An air of easy familiarity with masterpieces is evident in Orpen’s Homage to Manet. Eva Gonzalès and her admirers suggest the way in which paintings and interiors could work together in cosy domesticity. One key aspect of Lane’s life at Lindsey House was the daily encounter with great works of art, an experience evoked by Orpen’s Homage. A breathless profile of Lane in The Sketch in 1915 elided the man with his home in order to express the extent to which they were interdependent: “But you must know Lindsey House and its owner—the richness of the one and the quiet enthusiasm of the other—to appreciate the content that comes on a man who makes collecting an art and dealing a mission.” Orpen doesn’t just describe the drawing room—he envisions it as a space of encounter. Take, for example, the presence of a copy of the famous Medici Venus, a Hellenistic statue of the goddess of love and beauty in the Uffizi Gallery in Florence.

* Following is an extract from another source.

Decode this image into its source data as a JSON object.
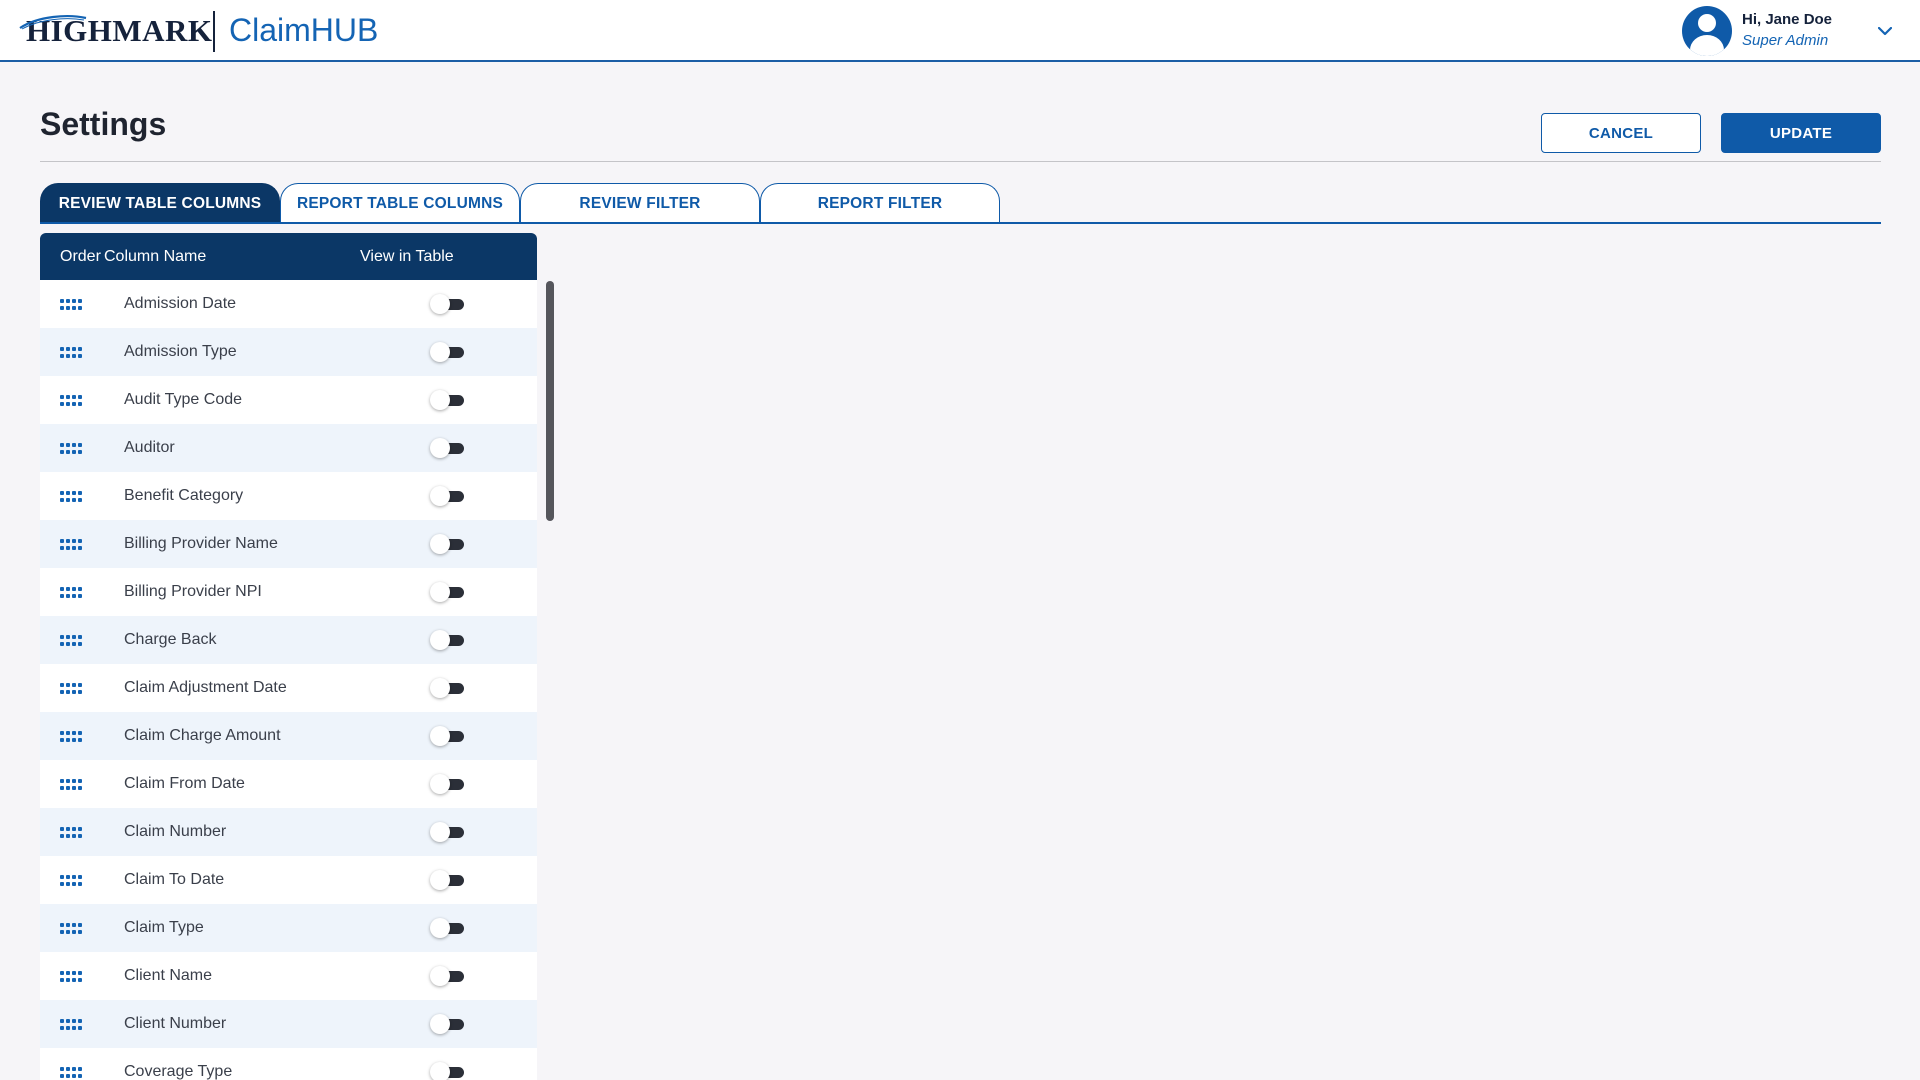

In Orpen’s painting, the statue suggests shared ideals of art and beauty among those gathered around the table. In this drawing room, Venus and Eva look at one another, as if in acknowledgement of Charles Baudelaire’s dictum from his seminal essay “The Painter of Modern Life,” published in 1863: “Beauty is made up of an eternal, invariable element, and of a relative, circumstantial element.” It was Lane who enabled this exploration of beauty as a dialogue between the past and the present, as he owned both the painting and the statuette. While he sent the canvas to Dublin for the Municipal Gallery of Modern Art (today it is shared by that institution, now known at the Dublin City Gallery The Hugh Lane and the National Gallery in London), and he placed the Venus in the drawing room of Lindsey House, near the bay window overlooking the Thames. There, its associations with art and beauty continued, and perhaps its evocation of Medici patronage and collecting were not unwelcome.